Reliving the Past: ‘The Hangover’ Franchise
Can one movie make a franchise a franchise? Is that even a question? The answer is obviously “yes” because financial success is the number one priority in Hollywood. It helps when the film is actually good, but it’s not necessary. Hey guys, look, Grown-Ups is getting a sequel!
In the case of The Hangover franchise, one legitimately funny film, which yes amounted to a lot of money (almost $500 million), can catapult a film into a franchise. Although the sequel ultimately made more money, it was the first movie that started things off.
In front of The Hangover: Part III this weekend, I’ve compiled a cumulative review of the franchise. A review of the third film will be up after its release.
2009’s The Hangover seemed to come out of nowhere. Today, in retrospect, it seems obvious it would be a hit. Director Todd Phillips had previously directed plenty of movies, but he hadn’t landed a real winner. I’d argue Old School was a winner, but it certainly isn’t one of the greatest modern comedies.
The real reason The Hangover became a franchise-starter was because of Zach Galifianakis. Even Bradley Cooper, an A-lister now, wasn’t a household name. Galifianakis, though, was the real highlight of the film, lending a seriously hilarious hand to a truly uniquely funny character. Alan is a now famous character most people could point out (if for some reason that was a thing).
Who is Alan, though? At the beginning of The Hangover, he is the soon-to-be brother-in-law of Doug (Justin Bartha). Doug’s friends, Stu (Ed Helms) and Phil (Cooper), let Alan tag-along as they throw Doug a bachelor party in Las Vegas.
The film cuts to the ensuing hangover…
When the “wolfpack” (what they call themselves) loses Doug throughout the night, the plot becomes them trying to find him in time for the wedding.

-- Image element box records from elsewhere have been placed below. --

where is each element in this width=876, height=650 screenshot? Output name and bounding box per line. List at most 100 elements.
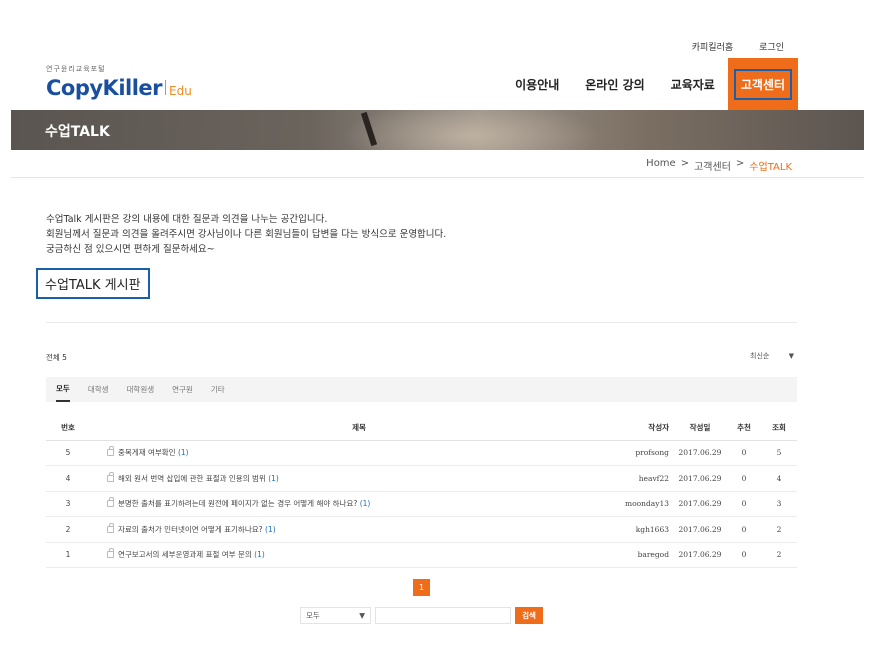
lock-icon [107, 497, 114, 508]
tab-other[interactable]: 기타 [211, 377, 225, 402]
post-recommend: 0 [727, 542, 761, 568]
board-intro: 수업Talk 게시판은 강의 내용에 대한 질문과 의견을 나누는 공간입니다.… [46, 212, 446, 257]
total-count: 전체 5 [46, 353, 67, 362]
comment-count: (1) [359, 499, 371, 509]
post-author: profsong [611, 440, 673, 466]
post-title-cell[interactable]: 해외 원서 번역 삽입에 관한 표절과 인용의 범위 (1) [90, 465, 611, 492]
logo-divider [165, 80, 167, 95]
comment-count: (1) [268, 473, 279, 483]
sort-selected: 최신순 [750, 352, 770, 360]
post-number: 2 [46, 516, 90, 543]
post-recommend: 0 [727, 465, 761, 492]
post-views: 3 [761, 491, 797, 517]
post-views: 2 [761, 516, 797, 543]
tab-researcher[interactable]: 연구원 [172, 377, 193, 402]
post-date: 2017.06.29 [673, 516, 727, 543]
tab-all[interactable]: 모두 [56, 377, 70, 402]
page-banner: 수업TALK [11, 110, 864, 150]
lock-icon [107, 548, 114, 559]
breadcrumb-separator: > [735, 158, 745, 169]
post-date: 2017.06.29 [673, 491, 727, 517]
post-number: 1 [46, 542, 90, 568]
breadcrumb-customer-center[interactable]: 고객센터 [694, 158, 731, 173]
table-header-row: 번호 제목 작성자 작성일 추천 조회 [46, 416, 797, 441]
post-recommend: 0 [727, 440, 761, 466]
post-views: 4 [761, 465, 797, 492]
post-author: kgh1663 [611, 516, 673, 543]
divider [46, 322, 797, 323]
login-link[interactable]: 로그인 [759, 40, 784, 53]
post-title-cell[interactable]: 중복게재 여부확인 (1) [90, 440, 611, 466]
sort-select[interactable]: 최신순 ▼ [744, 348, 796, 364]
lock-icon [107, 471, 114, 482]
search-button[interactable]: 검색 [515, 607, 543, 624]
table-row: 4 해외 원서 번역 삽입에 관한 표절과 인용의 범위 (1) heavf22… [46, 465, 797, 492]
logo[interactable]: 연구윤리교육포털 CopyKiller Edu [46, 64, 192, 100]
post-number: 3 [46, 491, 90, 517]
pagination-page-current[interactable]: 1 [413, 579, 430, 596]
post-title-cell[interactable]: 연구보고서의 세부운영과제 표절 여부 문의 (1) [90, 542, 611, 568]
post-number: 5 [46, 440, 90, 466]
post-title[interactable]: 자료의 출처가 인터넷이면 어떻게 표기하나요? [118, 525, 263, 534]
post-author: heavf22 [611, 465, 673, 492]
board-title: 수업TALK 게시판 [36, 268, 150, 299]
search-scope-selected: 모두 [306, 611, 320, 620]
nav-education-materials[interactable]: 교육자료 [658, 58, 728, 110]
col-views: 조회 [761, 416, 797, 441]
post-number: 4 [46, 465, 90, 492]
post-date: 2017.06.29 [673, 465, 727, 492]
search-input[interactable] [375, 607, 511, 624]
table-row: 3 분명한 출처를 표기하려는데 원전에 페이지가 없는 경우 어떻게 해야 하… [46, 491, 797, 517]
chevron-down-icon: ▼ [788, 352, 794, 360]
post-views: 2 [761, 542, 797, 568]
logo-edu: Edu [169, 84, 192, 98]
post-title[interactable]: 분명한 출처를 표기하려는데 원전에 페이지가 없는 경우 어떻게 해야 하나요… [118, 499, 357, 508]
post-title-cell[interactable]: 자료의 출처가 인터넷이면 어떻게 표기하나요? (1) [90, 516, 611, 543]
col-author: 작성자 [611, 416, 673, 441]
post-author: moonday13 [611, 491, 673, 517]
post-date: 2017.06.29 [673, 542, 727, 568]
search-scope-select[interactable]: 모두 ▼ [300, 607, 371, 624]
logo-subtitle: 연구윤리교육포털 [46, 65, 106, 73]
chevron-down-icon: ▼ [359, 611, 365, 620]
breadcrumb-separator: > [680, 158, 690, 169]
tab-graduate[interactable]: 대학원생 [127, 377, 155, 402]
page-title: 수업TALK [45, 124, 110, 140]
intro-line: 회원님께서 질문과 의견을 올려주시면 강사님이나 다른 회원님들이 답변을 다… [46, 229, 447, 240]
post-title[interactable]: 중복게재 여부확인 [118, 448, 176, 457]
post-date: 2017.06.29 [673, 440, 727, 466]
post-title[interactable]: 연구보고서의 세부운영과제 표절 여부 문의 [118, 550, 252, 559]
top-links: 카피킬러홈 로그인 [692, 40, 784, 53]
post-recommend: 0 [727, 516, 761, 543]
col-date: 작성일 [673, 416, 727, 441]
intro-line: 궁금하신 점 있으시면 편하게 질문하세요~ [46, 244, 215, 255]
comment-count: (1) [265, 524, 276, 534]
nav-customer-center-label: 고객센터 [733, 68, 792, 100]
post-author: baregod [611, 542, 673, 568]
table-row: 2 자료의 출처가 인터넷이면 어떻게 표기하나요? (1) kgh1663 2… [46, 516, 797, 543]
nav-online-lectures[interactable]: 온라인 강의 [572, 58, 657, 110]
breadcrumb-current: 수업TALK [749, 162, 792, 173]
post-title[interactable]: 해외 원서 번역 삽입에 관한 표절과 인용의 범위 [118, 474, 266, 483]
lock-icon [107, 522, 114, 533]
copykiller-home-link[interactable]: 카피킬러홈 [692, 40, 733, 53]
breadcrumb-home[interactable]: Home [646, 158, 676, 173]
intro-line: 수업Talk 게시판은 강의 내용에 대한 질문과 의견을 나누는 공간입니다. [46, 214, 328, 225]
post-recommend: 0 [727, 491, 761, 517]
breadcrumb: Home > 고객센터 > 수업TALK [646, 158, 792, 173]
nav-usage-guide[interactable]: 이용안내 [502, 58, 572, 110]
table-row: 5 중복게재 여부확인 (1) profsong 2017.06.29 0 5 [46, 440, 797, 466]
category-tabs: 모두 대학생 대학원생 연구원 기타 [46, 377, 797, 402]
logo-wordmark: CopyKiller [46, 76, 163, 100]
col-title: 제목 [90, 416, 611, 441]
post-title-cell[interactable]: 분명한 출처를 표기하려는데 원전에 페이지가 없는 경우 어떻게 해야 하나요… [90, 491, 611, 517]
post-views: 5 [761, 440, 797, 466]
comment-count: (1) [254, 550, 265, 560]
main-nav: 이용안내 온라인 강의 교육자료 고객센터 [502, 58, 798, 110]
table-row: 1 연구보고서의 세부운영과제 표절 여부 문의 (1) baregod 201… [46, 542, 797, 568]
lock-icon [107, 446, 114, 457]
nav-customer-center[interactable]: 고객센터 [727, 58, 798, 110]
tab-undergraduate[interactable]: 대학생 [88, 377, 109, 402]
divider [11, 177, 864, 178]
col-number: 번호 [46, 416, 90, 441]
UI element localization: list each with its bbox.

As it might sound, the slow revelation of exactly what happened over the crazy night is truly hilarious. The R-rated humor certainly isn’t for everyone – I’d be surprised if any movie was truly for everyone – but it’s certainly funnier than a majority of movies.

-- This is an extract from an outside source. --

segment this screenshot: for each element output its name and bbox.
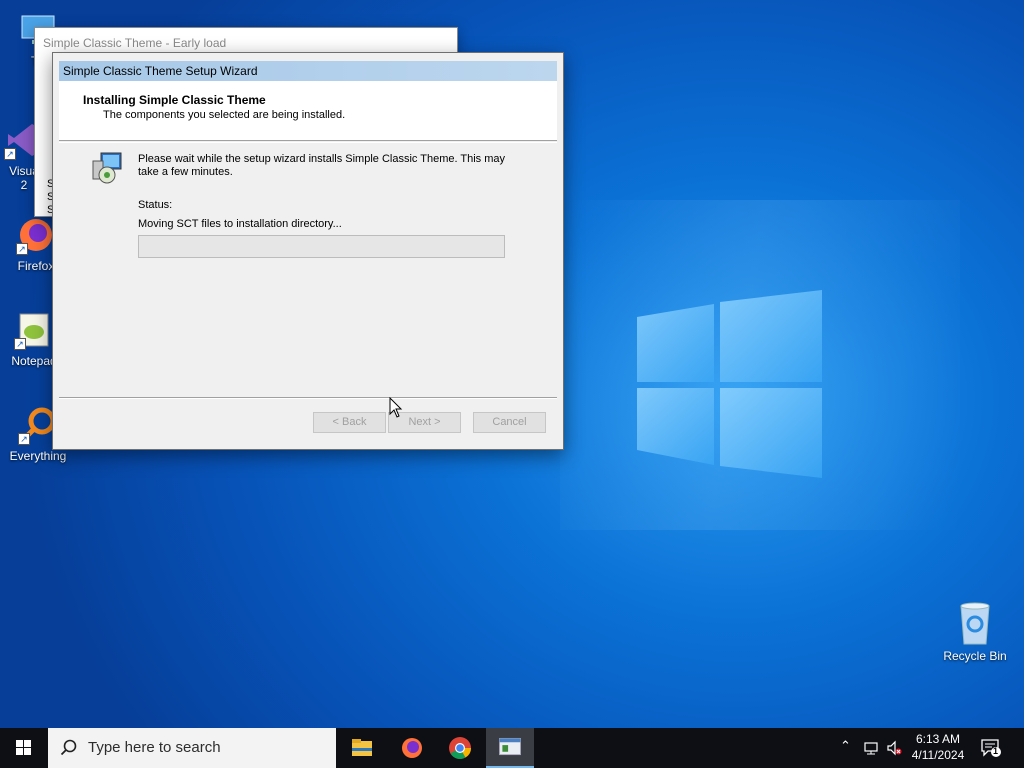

Again, the real reason The Hangover had staying power was because of Galifianakis. Alan single-handedly carried the film with his social awkwardness and memorable one-liners. If he wasn’t enough, the legitimately Rated-R photos probably had you rolling in laughter…or groaning in disgust.

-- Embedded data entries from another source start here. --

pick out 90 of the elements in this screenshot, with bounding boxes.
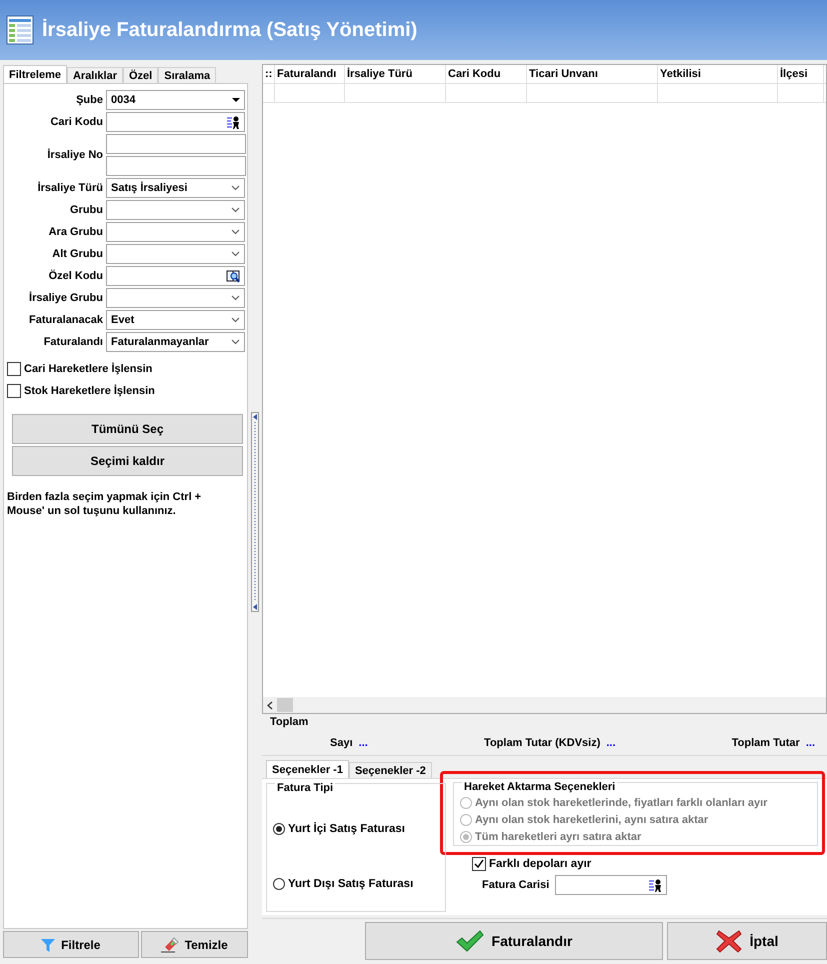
group-title: Toplam (270, 716, 310, 728)
person-icon (226, 115, 240, 129)
column-header[interactable]: İlçesi (778, 65, 824, 83)
field-label: Faturalandı (42, 336, 103, 348)
total-label: Toplam Tutar (KDVsiz) (484, 737, 600, 749)
column-header[interactable]: Faturalandı (275, 65, 345, 83)
cancel-button[interactable]: İptal (667, 922, 827, 960)
field-value: 0034 (111, 94, 136, 106)
chevron-icon (231, 251, 240, 257)
total-value: ... (806, 737, 815, 749)
lookup-field[interactable] (106, 266, 245, 286)
field-label: Cari Kodu (49, 116, 103, 128)
eraser-icon (160, 936, 179, 952)
tab[interactable]: Aralıklar (66, 67, 123, 83)
tab[interactable]: Özel (123, 67, 158, 83)
close-icon (716, 929, 742, 953)
checkbox-label: Stok Hareketlere İşlensin (24, 385, 155, 397)
radio-label: Aynı olan stok hareketlerinde, fiyatları farklı olanları ayır (475, 797, 768, 809)
checkbox-label: Farklı depoları ayır (489, 858, 592, 870)
lookup-field[interactable] (106, 112, 245, 132)
group-title: Hareket Aktarma Seçenekleri (462, 781, 618, 793)
field-label: Faturalanacak (28, 314, 103, 326)
tab[interactable]: Seçenekler -2 (348, 762, 432, 778)
check-icon (456, 930, 484, 952)
scroll-left-icon (267, 700, 273, 710)
splitter-handle[interactable] (251, 412, 259, 612)
radio-button[interactable] (273, 823, 285, 836)
scrollbar-thumb[interactable] (277, 698, 293, 712)
column-header[interactable]: Yetkilisi (658, 65, 778, 83)
radio-label: Yurt Dışı Satış Faturası (288, 878, 414, 890)
chevron-icon (231, 317, 240, 323)
field-label: Ara Grubu (48, 226, 103, 238)
invoice-button[interactable]: Faturalandır (365, 922, 663, 960)
dropdown[interactable]: Satış İrsaliyesi (106, 178, 245, 198)
triangle-icon (232, 98, 240, 102)
tab[interactable]: Seçenekler -1 (266, 760, 349, 778)
lookup-field[interactable] (555, 875, 668, 895)
field-label: İrsaliye No (46, 149, 103, 161)
field-value: Evet (111, 314, 134, 326)
chevron-icon (231, 207, 240, 213)
table-icon (6, 15, 34, 45)
filter-icon (41, 938, 56, 952)
select-button[interactable]: Seçimi kaldır (12, 446, 243, 476)
total-value: ... (606, 737, 616, 749)
dropdown[interactable] (106, 222, 245, 242)
book-search-icon (226, 269, 240, 283)
dropdown[interactable]: Evet (106, 310, 245, 330)
checkbox[interactable] (7, 384, 21, 398)
chevron-icon (231, 339, 240, 345)
chevron-icon (231, 229, 240, 235)
total-label: Toplam Tutar (732, 737, 800, 749)
field-label: Fatura Carisi (482, 879, 550, 891)
checkbox-label: Cari Hareketlere İşlensin (24, 363, 152, 375)
field-label: Grubu (69, 204, 103, 216)
chevron-icon (231, 295, 240, 301)
row-indicator: :: (263, 65, 275, 83)
filter-button[interactable]: Filtrele (3, 931, 139, 958)
radio-button[interactable] (273, 878, 285, 890)
radio-label: Yurt İçi Satış Faturası (288, 823, 405, 836)
field-value: Satış İrsaliyesi (111, 182, 188, 194)
total-label: Sayı (330, 737, 353, 749)
person-icon (648, 878, 662, 892)
input-field[interactable] (106, 134, 246, 154)
hint-text: Birden fazla seçim yapmak için Ctrl + Mouse' un sol tuşunu kullanınız. (7, 490, 202, 518)
checkbox[interactable] (7, 362, 21, 376)
checkbox[interactable] (472, 857, 486, 871)
field-label: İrsaliye Grubu (28, 292, 103, 304)
radio-label: Aynı olan stok hareketlerini, aynı satıra aktar (475, 814, 708, 826)
column-header[interactable]: Ticari Unvanı (527, 65, 658, 83)
radio-label: Tüm hareketleri ayrı satıra aktar (475, 831, 642, 843)
field-label: Özel Kodu (48, 270, 103, 282)
field-label: Alt Grubu (51, 248, 103, 260)
tab[interactable]: Filtreleme (3, 65, 67, 83)
dropdown[interactable]: Faturalanmayanlar (106, 332, 245, 352)
field-label: İrsaliye Türü (36, 182, 103, 194)
dropdown[interactable] (106, 200, 245, 220)
input-field[interactable] (106, 156, 246, 176)
chevron-icon (231, 185, 240, 191)
select-button[interactable]: Tümünü Seç (12, 414, 243, 444)
column-header[interactable]: Cari Kodu (446, 65, 527, 83)
dropdown[interactable]: 0034 (106, 90, 245, 110)
check-icon (474, 859, 484, 869)
field-value: Faturalanmayanlar (111, 336, 209, 348)
tab[interactable]: Sıralama (158, 67, 216, 83)
column-header[interactable]: İrsaliye Türü (345, 65, 446, 83)
total-value: ... (358, 737, 368, 749)
window-title: İrsaliye Faturalandırma (Satış Yönetimi) (42, 18, 418, 42)
field-label: Şube (75, 94, 103, 106)
clear-button[interactable]: Temizle (140, 931, 248, 958)
group-title: Fatura Tipi (275, 782, 336, 794)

Historically speaking, there aren’t a lot of great sequels out there. While some movies radicalize the formula and deter audiences, others, like 2011’s The Hangover: Part II, just recycle it completely. Personally, I think this is the worst form of sequel because it’s not only uncreative, but it seems like a major cash-grab.
Plot-wise, Part II switches the groom – instead of Doug, it’s Stu – and location – instead of Vegas, it’s Thailand. After another crazy night, it again cuts to a hangover morning. Stu’s soon-to-be brother-in-law Teddy (Mason Lee) is the one missing. Now the “wolfpack” has to search for him (instead of Doug) before the wedding.
Besides the plot structure, the similarities between the first and second movie are almost endless. Off the top of my head, there are at least fifteen direct (or slightly indirect) similarities. There is a big difference between winking or nodding at the audience and completely reusing the plot. From Stu’s likeness to strippers (albeit much different ones) to Leslie’s (Ken Jeong) penis, the story is pretty much the same.
Sure, there still are plenty of laughs to have. However, much like a blacked-out haze, The Hangover: Part II is not really worth remembering. Stu himself has plenty of character development – if you think about it, he has shown the most growth in both movies – but it’s too little, too late.
So, can one movie make a franchise? If it had stopped after two movies (hardly a franchise), I’d emphatically say “no.” While The Hangover is genuinely hilarious, the same cannot be said about something that completely imitates the original.
This hinges the success of The Hangover franchise on Part III, which releases starting this weekend!